Only a day after Maher’s off the cuff comment, the so called “scary” yield curve on the long term bond yield vs short term bonds got splashy front page attention on our nation’s news sheets. The graphs exhibits the “dreaded” inverted trend lines. Panic broke out among the stock/bond owning classes who seem to act like lemmings on their way to the nearest cliff or a skittish herd of cows during a thunderstorm. Wealthy traders who have seen their investments grow enormously by a least one-third since 2016 reacted to the yield curve scare by charging en masse to the nearest telephones and stock floor, in the process scuffing up their shiny “seven Benji” Nordstrom “Donnie Bit” oxblood loafers, and staining their 10 Benji Saint Laurent, “pique plastron” poplin, dress shirts with anxiety generated body fluids, stains which their dry cleaners will have a tough time removing.

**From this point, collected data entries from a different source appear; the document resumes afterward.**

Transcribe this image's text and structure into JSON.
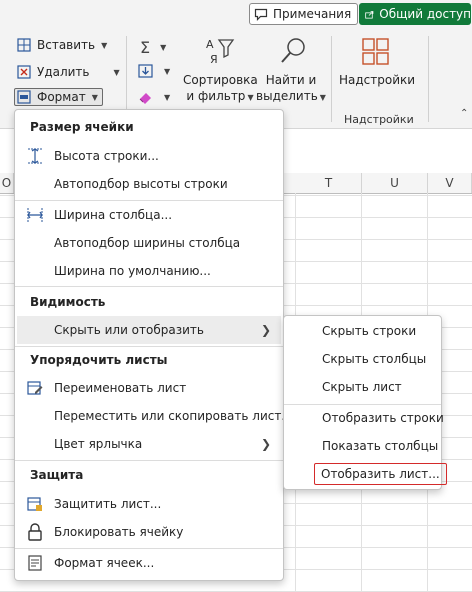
{
  "top_bar": {
    "comments_label": "Примечания",
    "share_label": "Общий доступ"
  },
  "ribbon": {
    "insert_label": "Вставить",
    "delete_label": "Удалить",
    "format_label": "Формат",
    "sort_filter_line1": "Сортировка",
    "sort_filter_line2": "и фильтр",
    "find_select_line1": "Найти и",
    "find_select_line2": "выделить",
    "addins_label": "Надстройки",
    "addins_group_label": "Надстройки"
  },
  "columns": [
    "O",
    "T",
    "U",
    "V"
  ],
  "format_menu": {
    "cell_size_header": "Размер ячейки",
    "row_height": "Высота строки...",
    "autofit_row": "Автоподбор высоты строки",
    "column_width": "Ширина столбца...",
    "autofit_column": "Автоподбор ширины столбца",
    "default_width": "Ширина по умолчанию...",
    "visibility_header": "Видимость",
    "hide_unhide": "Скрыть или отобразить",
    "organize_header": "Упорядочить листы",
    "rename_sheet": "Переименовать лист",
    "move_copy_sheet": "Переместить или скопировать лист...",
    "tab_color": "Цвет ярлычка",
    "protection_header": "Защита",
    "protect_sheet": "Защитить лист...",
    "lock_cell": "Блокировать ячейку",
    "format_cells": "Формат ячеек..."
  },
  "hide_submenu": {
    "hide_rows": "Скрыть строки",
    "hide_columns": "Скрыть столбцы",
    "hide_sheet": "Скрыть лист",
    "unhide_rows": "Отобразить строки",
    "unhide_columns": "Показать столбцы",
    "unhide_sheet": "Отобразить лист..."
  },
  "colors": {
    "share_green": "#117a3a",
    "highlight_red": "#d42a2a"
  }
}
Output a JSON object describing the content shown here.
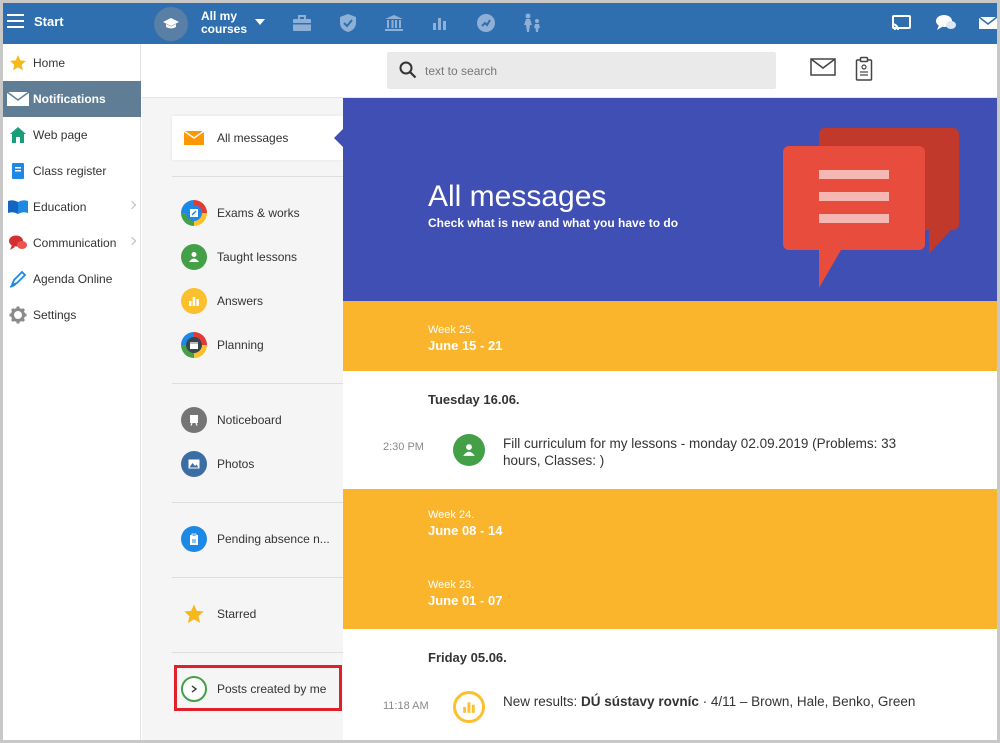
{
  "topbar": {
    "start_label": "Start",
    "course_label": "All my courses"
  },
  "leftnav": {
    "items": [
      {
        "label": "Home",
        "icon": "star-icon"
      },
      {
        "label": "Notifications",
        "icon": "envelope-icon",
        "active": true
      },
      {
        "label": "Web page",
        "icon": "house-icon"
      },
      {
        "label": "Class register",
        "icon": "notebook-icon"
      },
      {
        "label": "Education",
        "icon": "book-icon"
      },
      {
        "label": "Communication",
        "icon": "chat-icon"
      },
      {
        "label": "Agenda Online",
        "icon": "pen-icon"
      },
      {
        "label": "Settings",
        "icon": "gear-icon"
      }
    ]
  },
  "search": {
    "placeholder": "text to search"
  },
  "filters": {
    "all_messages": "All messages",
    "exams_works": "Exams & works",
    "taught_lessons": "Taught lessons",
    "answers": "Answers",
    "planning": "Planning",
    "noticeboard": "Noticeboard",
    "photos": "Photos",
    "pending_absence": "Pending absence n...",
    "starred": "Starred",
    "posts_created": "Posts created by me"
  },
  "hero": {
    "title": "All messages",
    "subtitle": "Check what is new and what you have to do"
  },
  "timeline": {
    "week25": {
      "week": "Week 25.",
      "range": "June 15 - 21"
    },
    "day1": "Tuesday 16.06.",
    "msg1": {
      "time": "2:30 PM",
      "text": "Fill curriculum for my lessons - monday 02.09.2019 (Problems: 33 hours, Classes: )"
    },
    "week24": {
      "week": "Week 24.",
      "range": "June 08 - 14"
    },
    "week23": {
      "week": "Week 23.",
      "range": "June 01 - 07"
    },
    "day2": "Friday 05.06.",
    "msg2": {
      "time": "11:18 AM",
      "prefix": "New results: ",
      "bold": "DÚ sústavy rovníc",
      "suffix": " · 4/11 – Brown, Hale, Benko, Green"
    }
  },
  "colors": {
    "topbar": "#2f6fb0",
    "hero": "#3f4fb3",
    "week": "#fbb52c",
    "nav_active": "#5f7e95",
    "highlight": "#e0202a"
  }
}
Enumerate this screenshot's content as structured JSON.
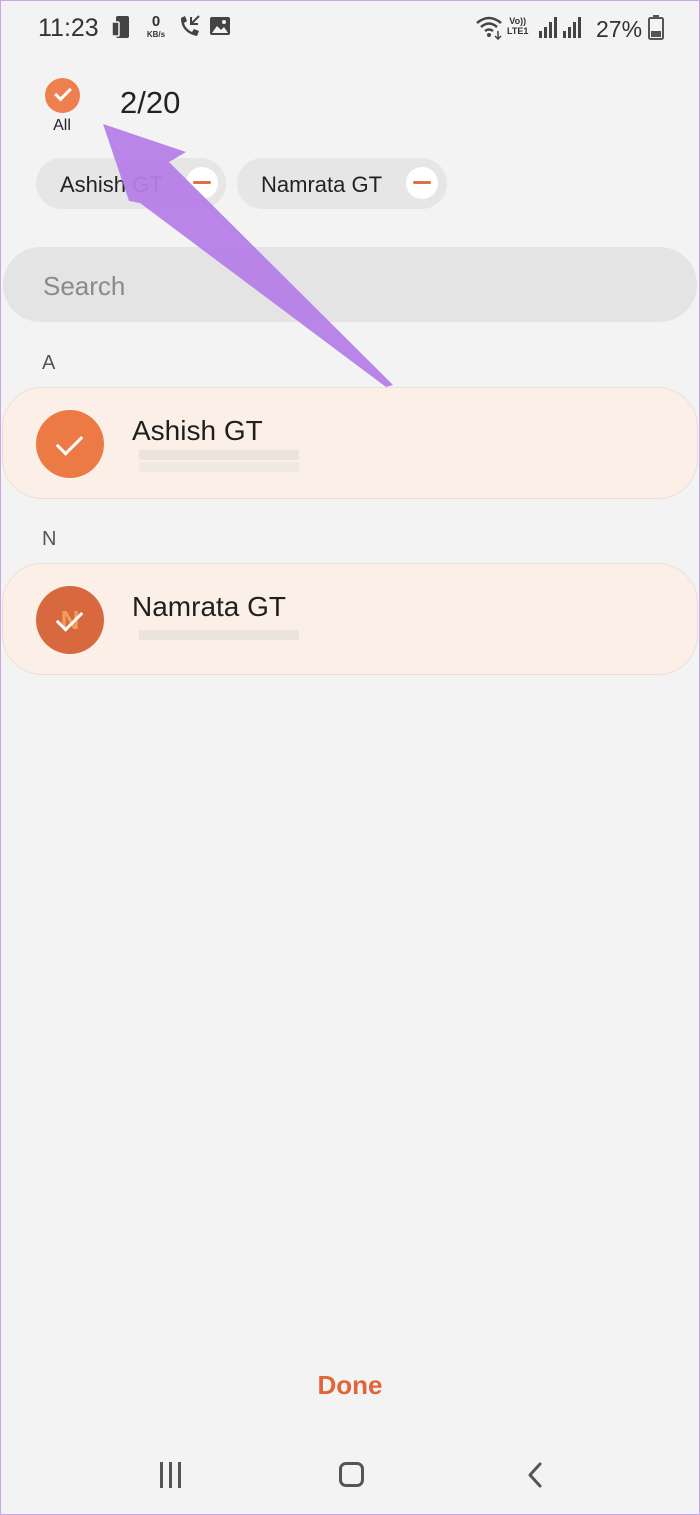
{
  "status_bar": {
    "time": "11:23",
    "net_speed_value": "0",
    "net_speed_unit": "KB/s",
    "volte_top": "Vo))",
    "volte_bottom": "LTE1",
    "battery_percent": "27%",
    "icons": [
      "phone-mirror-icon",
      "missed-call-icon",
      "image-icon",
      "wifi-icon",
      "signal-icon",
      "signal-icon",
      "battery-icon"
    ]
  },
  "header": {
    "select_all_label": "All",
    "selected_count": "2/20"
  },
  "chips": [
    {
      "label": "Ashish GT"
    },
    {
      "label": "Namrata GT"
    }
  ],
  "search": {
    "placeholder": "Search"
  },
  "sections": [
    {
      "letter": "A",
      "contacts": [
        {
          "name": "Ashish GT",
          "avatar_letter": "",
          "checked": true
        }
      ]
    },
    {
      "letter": "N",
      "contacts": [
        {
          "name": "Namrata GT",
          "avatar_letter": "N",
          "checked": true
        }
      ]
    }
  ],
  "footer": {
    "done_label": "Done"
  },
  "nav_bar": {
    "icons": [
      "recents-icon",
      "home-icon",
      "back-icon"
    ]
  },
  "colors": {
    "accent": "#e0663a",
    "avatar_a": "#ec7a45",
    "avatar_n": "#d8693e",
    "card_bg": "#fbefe8",
    "annotation_arrow": "#b57ee8"
  }
}
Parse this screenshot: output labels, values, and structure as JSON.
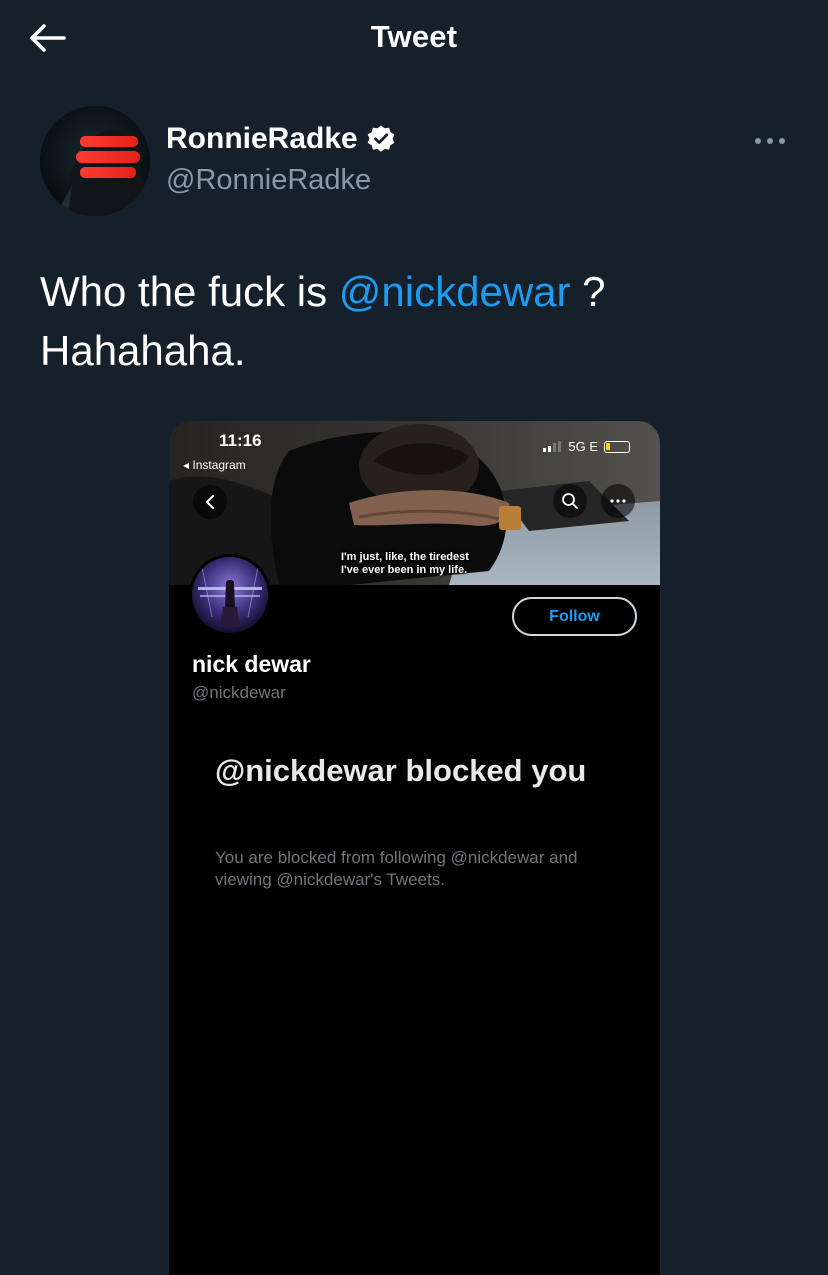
{
  "header": {
    "title": "Tweet",
    "back_icon": "arrow-left-icon"
  },
  "author": {
    "name": "RonnieRadke",
    "handle": "@RonnieRadke",
    "verified": true,
    "more_icon": "more-horizontal-icon"
  },
  "tweet": {
    "text_before": "Who the fuck is ",
    "mention": "@nickdewar",
    "text_after": " ? Hahahaha."
  },
  "media": {
    "status_bar": {
      "time": "11:16",
      "back_app": "◂ Instagram",
      "network": "5G E"
    },
    "banner_caption_line1": "I'm just, like, the tiredest",
    "banner_caption_line2": "I've ever been in my life.",
    "profile": {
      "name": "nick dewar",
      "handle": "@nickdewar",
      "follow_label": "Follow"
    },
    "blocked": {
      "title": "@nickdewar blocked you",
      "description": "You are blocked from following @nickdewar and viewing @nickdewar's Tweets."
    }
  },
  "colors": {
    "background": "#15202b",
    "accent": "#1d9bf0",
    "secondary_text": "#8b98a5"
  }
}
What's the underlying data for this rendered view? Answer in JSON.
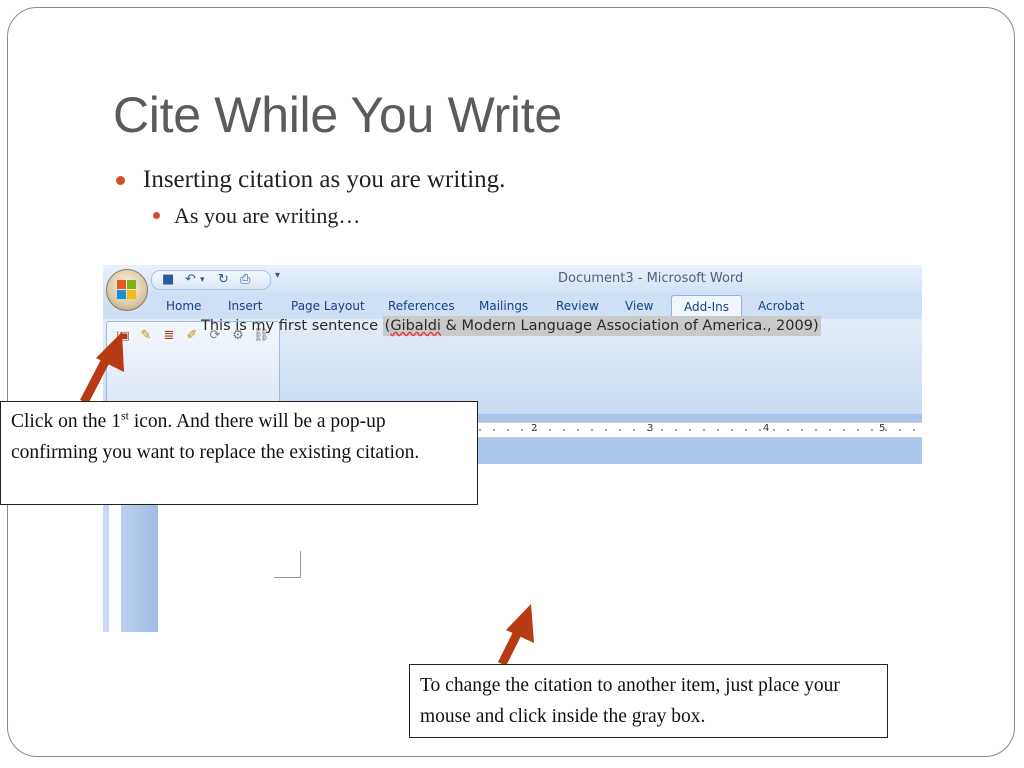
{
  "slide": {
    "title": "Cite While You Write",
    "bullets": [
      "Inserting citation as you are writing.",
      "As you are writing…"
    ]
  },
  "word": {
    "window_title": "Document3 - Microsoft Word",
    "tabs": [
      "Home",
      "Insert",
      "Page Layout",
      "References",
      "Mailings",
      "Review",
      "View",
      "Add-Ins",
      "Acrobat"
    ],
    "active_tab": "Add-Ins",
    "ruler_numbers": [
      "2",
      "3",
      "4",
      "5"
    ],
    "document_text": "This is my first sentence",
    "citation_prefix": "(",
    "citation_author": "Gibaldi",
    "citation_rest": " & Modern Language Association of America., 2009)"
  },
  "callouts": {
    "first_part1": "Click on the 1",
    "first_sup": "st",
    "first_part2": " icon.  And there will be a pop-up confirming you want to replace the existing citation.",
    "second": "To change the citation to another item, just place your mouse and click inside the gray box."
  },
  "colors": {
    "bullet": "#d1502a",
    "arrow": "#b83a14",
    "title": "#5b5b5b"
  }
}
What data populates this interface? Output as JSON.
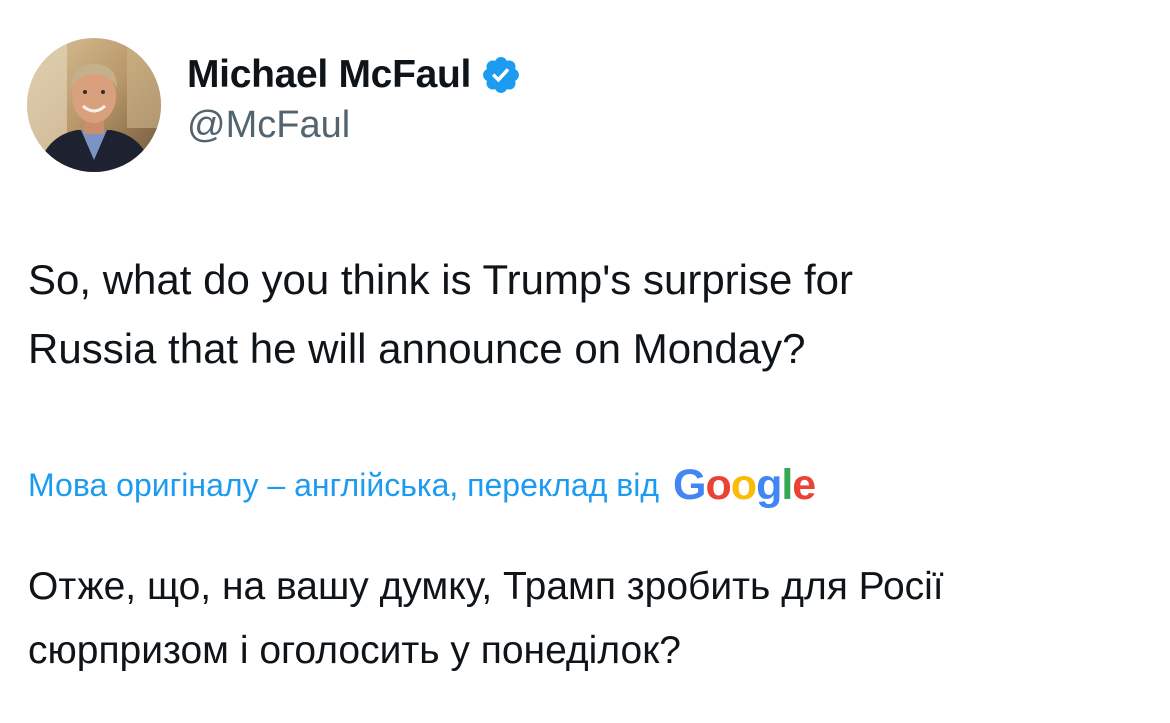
{
  "author": {
    "display_name": "Michael McFaul",
    "handle": "@McFaul",
    "verified": true
  },
  "tweet": {
    "text_line1": "So, what do you think is Trump's surprise for",
    "text_line2": "Russia that he will announce on Monday?"
  },
  "translation": {
    "label": "Мова оригіналу – англійська, переклад від",
    "provider": [
      "G",
      "o",
      "o",
      "g",
      "l",
      "e"
    ],
    "provider_colors": [
      "#4285F4",
      "#EA4335",
      "#FBBC05",
      "#4285F4",
      "#34A853",
      "#EA4335"
    ],
    "text_line1": "Отже, що, на вашу думку, Трамп зробить для Росії",
    "text_line2": "сюрпризом і оголосить у понеділок?"
  },
  "colors": {
    "accent": "#1d9bf0",
    "text_primary": "#0f1419",
    "text_secondary": "#536471"
  },
  "icons": {
    "verified": "verified-badge-icon",
    "avatar": "profile-photo"
  }
}
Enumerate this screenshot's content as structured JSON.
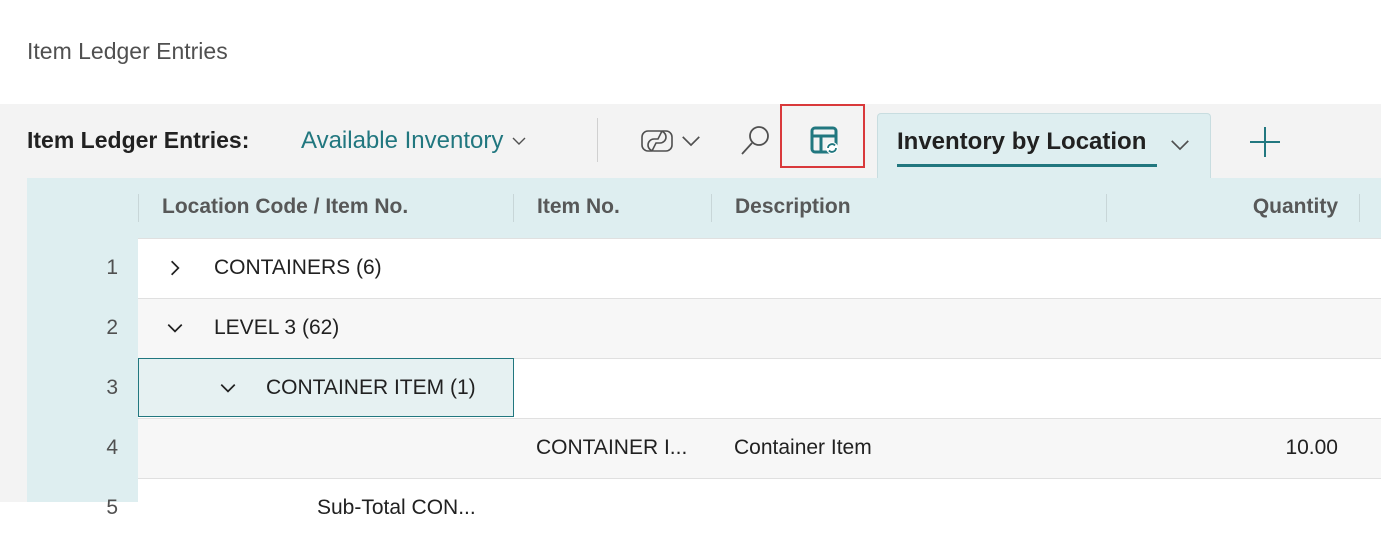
{
  "page": {
    "title": "Item Ledger Entries"
  },
  "toolbar": {
    "caption": "Item Ledger Entries:",
    "view_name": "Available Inventory",
    "icons": [
      "copilot-icon",
      "chevron-down-icon",
      "search-icon",
      "analysis-mode-icon",
      "add-icon"
    ],
    "tab_label": "Inventory by Location"
  },
  "grid": {
    "columns": [
      "Location Code / Item No.",
      "Item No.",
      "Description",
      "Quantity"
    ],
    "rows": [
      {
        "num": "1",
        "group": "CONTAINERS (6)",
        "expanded": false
      },
      {
        "num": "2",
        "group": "LEVEL 3 (62)",
        "expanded": true
      },
      {
        "num": "3",
        "group": "CONTAINER ITEM (1)",
        "expanded": true
      },
      {
        "num": "4",
        "item_no": "CONTAINER I...",
        "description": "Container Item",
        "quantity": "10.00"
      },
      {
        "num": "5",
        "group": "Sub-Total CON..."
      }
    ]
  },
  "colors": {
    "accent": "#21777f",
    "header_bg": "#deeef0",
    "highlight": "#d9393b"
  }
}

When the USA has the hottest economy in the world, and people and money are flooding here to find a safe harbor. When interest rates are near zero, inflation is low, employment is the highest its been in half a century and our working people are seeing real growth in paychecks and full of optimism the chattering classes are bent on staring at “inverted yield curves” based on circular reasoning.
But can some of this be the result of intrusion of politics into the world of economic analysis and prediction?